Some learnings from those who have used OKRS are:
Know why we are implementing them:- . . . For OKR to work, we have to have a deeper “why” for how OKRs might help you achieve that performance.
Focus on Crafting of Effective OKRs:- . . .
Separate OKRs from compensation — and try hard to separate it from performance reviews:- . . . Tying OKRs to compensation can cause employees to purposefully set lower goals in order to achieve them. Combining performance reviews with OKRs can be counterproductive since someone’s past performance is emphasised more than the binary result of whether the goal was achieved. This can be a challenge to achieve in practice.
Someone who hits their OKRs is going to look better than someone who totally fails to hit them. As a result, it’s important to consider the unintended negative consequences OKRs might have on your team’s performance.
Challenges of OKRs
Missing the big picture:- . . . When goals are too specific people can focus attention so narrowly that they overlook other important features of a task. For example, new ideas or feedback that are brought forward can often be ignored or seen as irrelevant, when in fact they are salient to the task at hand.
Optimizing for short-term, over long-term :- . . . Sometimes the narrowness of goals can come at a cost. It is easy to react to immediate outcomes and focus myopically on short-term gains and to lose sight of the potentially devastating long-term effects on the organization.
Dilution of focus:- . . . Research has shown that individuals are prone to focus only on one goal at a time. As a result, the OKR framework which recommends 3–5 objectives at a time, may prove to be distracting, since multiple goals are being pursued.
Shifting risk attitudes :- . . . Studies show how goals tend to increase risky behaviour. Depending on what domain we are in, this could be positive — but if we are in a negotiation situation, a higher propensity for risk can harm negotiation performance.
Promoting unethical behaviour: — . . . Goal setting can encourage cheating behaviour. For instance, one study found that “participants were more likely to misrepresent their performance level when they had a specific, challenging goal than when they did not.
Harmful to learning, cooperation, and intrinsic motivation:- . . . Goals can detract from our ability to learn and cooperate, as well as, our intrinsic motivation to do a task well. Narrow goals can inspire performance but prevent learning. Goals can foster a culture of competition that can be adverse to an organization.

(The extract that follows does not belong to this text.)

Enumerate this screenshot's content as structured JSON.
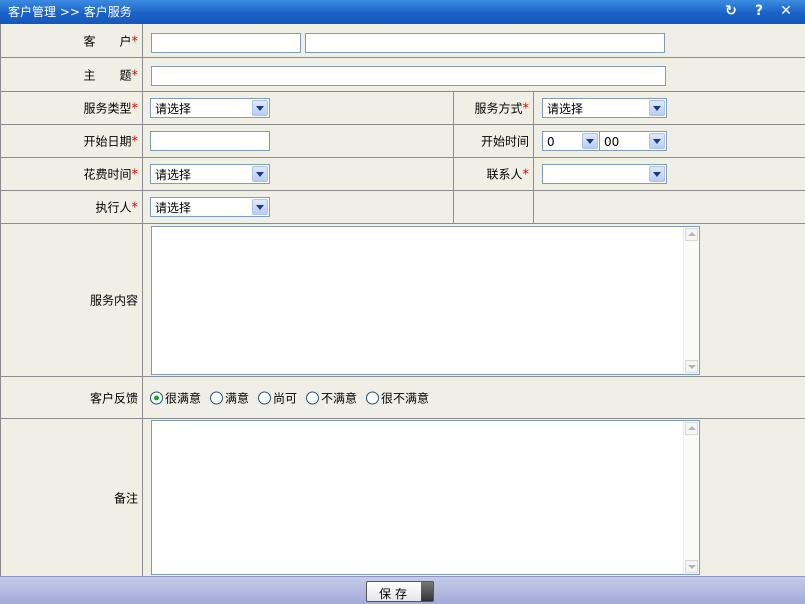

Motives for Collapse of OKRs (Managerial Perspective)
Smaller teams and organizations tend to have faster rates of change, and so for them, it felt like more work to manage the framework to stay nimble as a team, than to simply execute on the work itself.
The most salient feature of an OKR is the thinking it produces, i.e., focus on what matters most, and think about clearly how we know if we are going to get there. Whether that’s through the precise OKR framework — or not — is less important. Articulating a vision of the future is important, and providing support and guidance for what progress looks like is what matters.
The research is persuasive: Goals can do more harm than good, especially if overprescribed. At the same time, there is plenty of research that also shows the power of well-defined, thoughtfully instituted goals. More so, it is enlightening to know the range of negative consequences so that leaders can consider (a) if a goal-setting framework like OKR would work in our own team and (b) how in general to think about setting goals productively in our team.